Browsing entries tagged with "realization"
19 Sep 03

Janus

Sometimes I see the same movie twice with a large gap of time between viewings, and I understand the characters, thoughts, emotions, and actions very differently each time.

A few days ago, I came to the realization that I’ve been a different person in every relationship through my eight year dating period. Not all of me has changed, but there are a few aspects which I believe would be important in such a bond.

I’ve gained more maturity and more confidence. I’ve gained a fair amount of intelligence (though I still feel like I have infinitely more to learn). I’ve changed career goals, relationship goals, and happiness goals. I’m more outgoing, more tolerant, more secure, less pretentious (I hope), less arrogant, and less ignorant. I’ve changed my opinions on children, abortion, and religion. I’ve even changed my actions based on these shifting beliefs.

Although I view most of these changes as being good things, they may put strain on a relationship nonetheless. After all, change is change, and unless a relationship is strong and flexible enough, it cannot endure such stress. It’s a little scary to think that I may be bringing extra strain into a relationship, simply by being myself.

At one point in my inexperienced youth, after having changed a fair deal already, I believed that I wouldn’t change any more. Now I realize how stupidly oblivious a comment that was, and am of the belief that I’ll never stop changing.

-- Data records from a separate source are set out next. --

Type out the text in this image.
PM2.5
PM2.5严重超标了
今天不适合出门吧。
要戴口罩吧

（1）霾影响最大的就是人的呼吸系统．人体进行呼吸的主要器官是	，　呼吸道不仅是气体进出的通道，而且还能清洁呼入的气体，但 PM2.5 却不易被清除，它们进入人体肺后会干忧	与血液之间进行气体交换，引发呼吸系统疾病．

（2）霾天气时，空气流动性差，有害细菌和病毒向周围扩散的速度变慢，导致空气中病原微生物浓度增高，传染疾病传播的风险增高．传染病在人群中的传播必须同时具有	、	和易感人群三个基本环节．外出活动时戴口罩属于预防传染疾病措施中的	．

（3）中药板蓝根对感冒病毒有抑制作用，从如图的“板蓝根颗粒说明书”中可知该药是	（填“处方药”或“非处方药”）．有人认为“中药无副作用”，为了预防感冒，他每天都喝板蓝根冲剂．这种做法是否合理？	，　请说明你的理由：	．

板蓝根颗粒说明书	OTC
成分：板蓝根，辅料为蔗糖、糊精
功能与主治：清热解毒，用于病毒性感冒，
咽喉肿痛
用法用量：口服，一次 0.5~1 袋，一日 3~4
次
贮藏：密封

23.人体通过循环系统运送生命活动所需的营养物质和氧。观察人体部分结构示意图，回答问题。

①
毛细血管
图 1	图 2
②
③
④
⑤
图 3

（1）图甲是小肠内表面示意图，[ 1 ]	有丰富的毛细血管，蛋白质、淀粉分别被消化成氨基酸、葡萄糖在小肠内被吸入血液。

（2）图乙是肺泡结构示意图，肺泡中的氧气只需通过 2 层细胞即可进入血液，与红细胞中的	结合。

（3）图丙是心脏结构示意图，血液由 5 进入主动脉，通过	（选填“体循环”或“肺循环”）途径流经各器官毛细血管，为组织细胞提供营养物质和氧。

The most important thing to keep in mind through all of this is whether the change is for the better, and as Tom has helped me realize, relationships (friendships or otherwise) should form around this idea.

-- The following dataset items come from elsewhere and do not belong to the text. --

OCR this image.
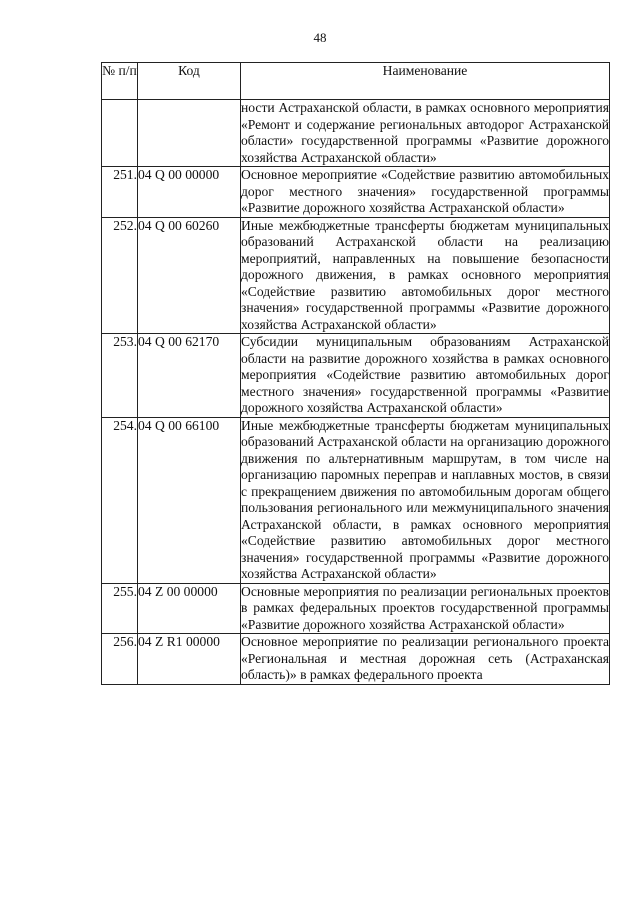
48
№ п/п	Код	Наименование
		ности Астраханской области, в рамках основного мероприятия «Ремонт и содержание региональных автодорог Астраханской области» государственной программы «Развитие дорожного хозяйства Астраханской области»
251.	04 Q 00 00000	Основное мероприятие «Содействие развитию автомобильных дорог местного значения» государственной программы «Развитие дорожного хозяйства Астраханской области»
252.	04 Q 00 60260	Иные межбюджетные трансферты бюджетам муниципальных образований Астраханской области на реализацию мероприятий, направленных на повышение безопасности дорожного движения, в рамках основного мероприятия «Содействие развитию автомобильных дорог местного значения» государственной программы «Развитие дорожного хозяйства Астраханской области»
253.	04 Q 00 62170	Субсидии муниципальным образованиям Астраханской области на развитие дорожного хозяйства в рамках основного мероприятия «Содействие развитию автомобильных дорог местного значения» государственной программы «Развитие дорожного хозяйства Астраханской области»
254.	04 Q 00 66100	Иные межбюджетные трансферты бюджетам муниципальных образований Астраханской области на организацию дорожного движения по альтернативным маршрутам, в том числе на организацию паромных переправ и наплавных мостов, в связи с прекращением движения по автомобильным дорогам общего пользования регионального или межмуниципального значения Астраханской области, в рамках основного мероприятия «Содействие развитию автомобильных дорог местного значения» государственной программы «Развитие дорожного хозяйства Астраханской области»
255.	04 Z 00 00000	Основные мероприятия по реализации региональных проектов в рамках федеральных проектов государственной программы «Развитие дорожного хозяйства Астраханской области»
256.	04 Z R1 00000	Основное мероприятие по реализации регионального проекта «Региональная и местная дорожная сеть (Астраханская область)» в рамках федерального проекта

Whether or not a relationship will work out in the end is not based on one person, but the foundation and dynamic of two people.

17 Sep 03

Spiral

A few factors have helped make things easier in the last little while, but perhaps the most significant is the realization that almost nothing around me has changed. That all cerebral influences have remained fairly static in activity.

And I think to myself, “How could I have been so stupid? How did I not come to this realization sooner?”

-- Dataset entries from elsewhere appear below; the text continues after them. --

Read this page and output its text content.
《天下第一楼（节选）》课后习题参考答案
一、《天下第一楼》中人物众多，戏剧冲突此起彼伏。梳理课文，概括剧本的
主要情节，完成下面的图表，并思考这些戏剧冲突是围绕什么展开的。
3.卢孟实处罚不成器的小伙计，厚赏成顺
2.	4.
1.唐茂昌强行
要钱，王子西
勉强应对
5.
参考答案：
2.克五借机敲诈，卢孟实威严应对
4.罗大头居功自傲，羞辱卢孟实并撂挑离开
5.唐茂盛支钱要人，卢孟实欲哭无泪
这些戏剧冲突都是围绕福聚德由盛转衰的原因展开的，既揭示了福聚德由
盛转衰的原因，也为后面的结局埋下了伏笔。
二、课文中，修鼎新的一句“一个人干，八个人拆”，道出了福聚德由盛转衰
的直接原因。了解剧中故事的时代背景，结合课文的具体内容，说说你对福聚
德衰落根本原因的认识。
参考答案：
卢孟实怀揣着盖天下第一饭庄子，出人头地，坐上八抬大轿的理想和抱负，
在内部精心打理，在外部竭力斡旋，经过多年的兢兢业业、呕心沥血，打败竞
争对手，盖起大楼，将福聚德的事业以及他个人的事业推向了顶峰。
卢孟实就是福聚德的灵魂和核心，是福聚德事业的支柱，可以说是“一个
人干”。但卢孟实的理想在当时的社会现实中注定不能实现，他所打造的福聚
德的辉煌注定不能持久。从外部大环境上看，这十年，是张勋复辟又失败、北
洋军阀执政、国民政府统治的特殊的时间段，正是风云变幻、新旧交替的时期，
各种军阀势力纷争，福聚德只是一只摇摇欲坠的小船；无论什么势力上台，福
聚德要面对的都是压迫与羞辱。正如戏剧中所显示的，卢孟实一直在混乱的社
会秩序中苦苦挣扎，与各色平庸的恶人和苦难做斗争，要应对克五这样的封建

And having lived a little more, loved a lot more, everything seems brighter.

11 Sep 03

Virus

In the past, I’ve always appreciated any dismal emotions I was experiencing. Even though these melancholy feelings have always been comfortable and even inspiring to me, I’ve usually felt like I’d rather be in a complacent mood.

I realized that sometimes it’s best for emotions to be felt and experienced, no matter how bad they are. Sometimes it’s just better to let feelings run their course, to consume the fuel that makes one feel defeated. Of course, this is only possible when there is no more fuel being generated. When there is stagnancy in the situation and one is aloud to rest in one’s mind, things become much simpler. These morose thoughts and ideas need to be embraced and not forgotten, so that one can understand and learn, grow and be strong.

Eventually, one gets past what has happened, and is a better person for it.

30 Aug 03

Needlessly

Posted in: Daily Life | Tags: ,

I just spent three hours writing an entry that got me nowhere. All I found out is that sometimes life seems harder than it should be.